Worship is the work of acknowledging the greatness of our covenant Lord. . . . worship is active. It is something we do, a verb (as well as a noun). . . . worship is far different from entertainment. In worship we are not to be passive, but to participate. . . . worship is honoring someone superior to ourselves. It is therefore not pleasing ourselves, but pleasing someone else. Immediately the question How can worship be made better? has a focus: better not primarily for ourselves, but better for the one we seek to honor. It may be that worship that is better for him will also be better for us. But our first concern must be to please him; any benefits for us will be secondary. . . .

[Worship] is not primarily for ourselves, but for the one we seek to honor. We worship for his pleasure foremost and find our greatest pleasure in pleasing him. Worship must therefore always be God-centered and Christ-centered. It must be focused on the covenant Lord. . . .

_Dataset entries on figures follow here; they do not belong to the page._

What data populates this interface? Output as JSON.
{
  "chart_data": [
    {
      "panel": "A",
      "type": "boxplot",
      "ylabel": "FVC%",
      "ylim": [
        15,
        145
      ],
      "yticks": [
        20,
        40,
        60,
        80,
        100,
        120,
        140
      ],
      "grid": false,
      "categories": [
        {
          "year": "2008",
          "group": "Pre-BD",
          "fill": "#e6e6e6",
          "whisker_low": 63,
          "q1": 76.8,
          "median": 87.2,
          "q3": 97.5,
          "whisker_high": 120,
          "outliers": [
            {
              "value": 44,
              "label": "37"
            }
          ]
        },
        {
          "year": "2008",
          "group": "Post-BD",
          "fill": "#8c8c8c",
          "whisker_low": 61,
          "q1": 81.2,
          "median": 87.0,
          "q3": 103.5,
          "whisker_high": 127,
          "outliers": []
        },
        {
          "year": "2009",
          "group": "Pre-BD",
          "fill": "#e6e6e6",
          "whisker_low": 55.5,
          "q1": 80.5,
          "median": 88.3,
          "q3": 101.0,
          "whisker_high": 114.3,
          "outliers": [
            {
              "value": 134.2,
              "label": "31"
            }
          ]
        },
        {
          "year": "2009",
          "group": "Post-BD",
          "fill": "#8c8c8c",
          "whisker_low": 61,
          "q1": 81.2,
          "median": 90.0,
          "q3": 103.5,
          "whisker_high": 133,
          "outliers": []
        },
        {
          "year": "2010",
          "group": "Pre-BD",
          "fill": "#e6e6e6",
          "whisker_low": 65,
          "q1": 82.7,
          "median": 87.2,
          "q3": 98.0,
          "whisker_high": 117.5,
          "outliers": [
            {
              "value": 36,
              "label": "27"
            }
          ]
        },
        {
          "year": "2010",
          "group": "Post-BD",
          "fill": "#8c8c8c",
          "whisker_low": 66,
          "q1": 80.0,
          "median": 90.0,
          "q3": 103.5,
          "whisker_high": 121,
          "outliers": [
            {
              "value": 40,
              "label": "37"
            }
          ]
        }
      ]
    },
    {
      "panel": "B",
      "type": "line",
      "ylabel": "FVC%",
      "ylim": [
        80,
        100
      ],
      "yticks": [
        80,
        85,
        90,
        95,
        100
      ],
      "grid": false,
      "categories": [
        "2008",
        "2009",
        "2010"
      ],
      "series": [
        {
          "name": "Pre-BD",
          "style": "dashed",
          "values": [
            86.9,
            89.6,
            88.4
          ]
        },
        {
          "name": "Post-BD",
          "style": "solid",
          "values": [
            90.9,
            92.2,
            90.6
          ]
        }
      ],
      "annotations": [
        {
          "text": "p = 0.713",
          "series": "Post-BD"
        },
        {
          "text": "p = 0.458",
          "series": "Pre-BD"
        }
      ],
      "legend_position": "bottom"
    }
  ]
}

In worship, we adore God’s covenantal control, his sovereign rule over creation. The praises of God’s people in Scripture are typically praises of his “mighty acts” in creation, providence, and redemption (see, for example, Ex. 15:1-18; Ps. 104; Zeph. 3:17; Rev. 15:3-4). To worship God is also to bow before his absolute, ultimate authority. We adore not only his power, but also his holy word. Psalm 19 praises God first for revealing himself in his mighty acts of creation and providence (vv. 1-6) and then for the perfection of his law (vv. 7-11). When we enter his presence, overwhelmed by his majesty and power, how can we ignore what he is saying to us? So, in worship we hear the reading and exposition of the Scriptures (see Acts 15:21; 1 Tim. 4:13; Col. 4:16; 1 Thess. 5:27; Acts 20:7; 2 Tim. 4:2). God wants us to be doers of that word, not hearers only (Rom. 2:13; James 1:22-25; 4:11).

And, in worship, we experience God’s presence. As the covenant Lord, he comes to us in worship to be with us. . . . The worshiper shouts with joy that God is in the midst of his people (Zeph. 3:17). . . . In New Testament worship, the presence of God may impress even a visiting unbeliever, so that “he will fall down and worship God, exclaiming, ‘God is really among you!’” (1 Cor. 14:25).

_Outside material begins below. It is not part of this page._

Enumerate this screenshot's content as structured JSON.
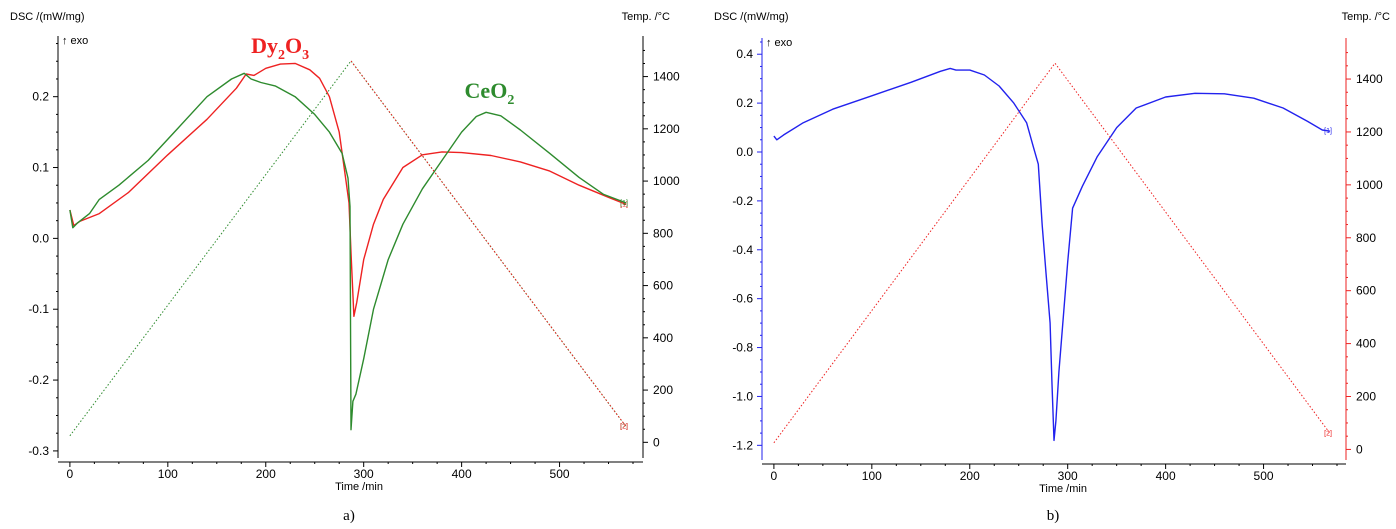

Therefore, true worship is saturated with reminders of God’s covenant lordship. We worship to honor his mighty acts, to hear his authoritative word, and to fellowship with him personally as the one who has made us his people. When we are distracted from our covenant Lord and preoccupied with our own comforts and pleasures, something has gone seriously wrong with our worship.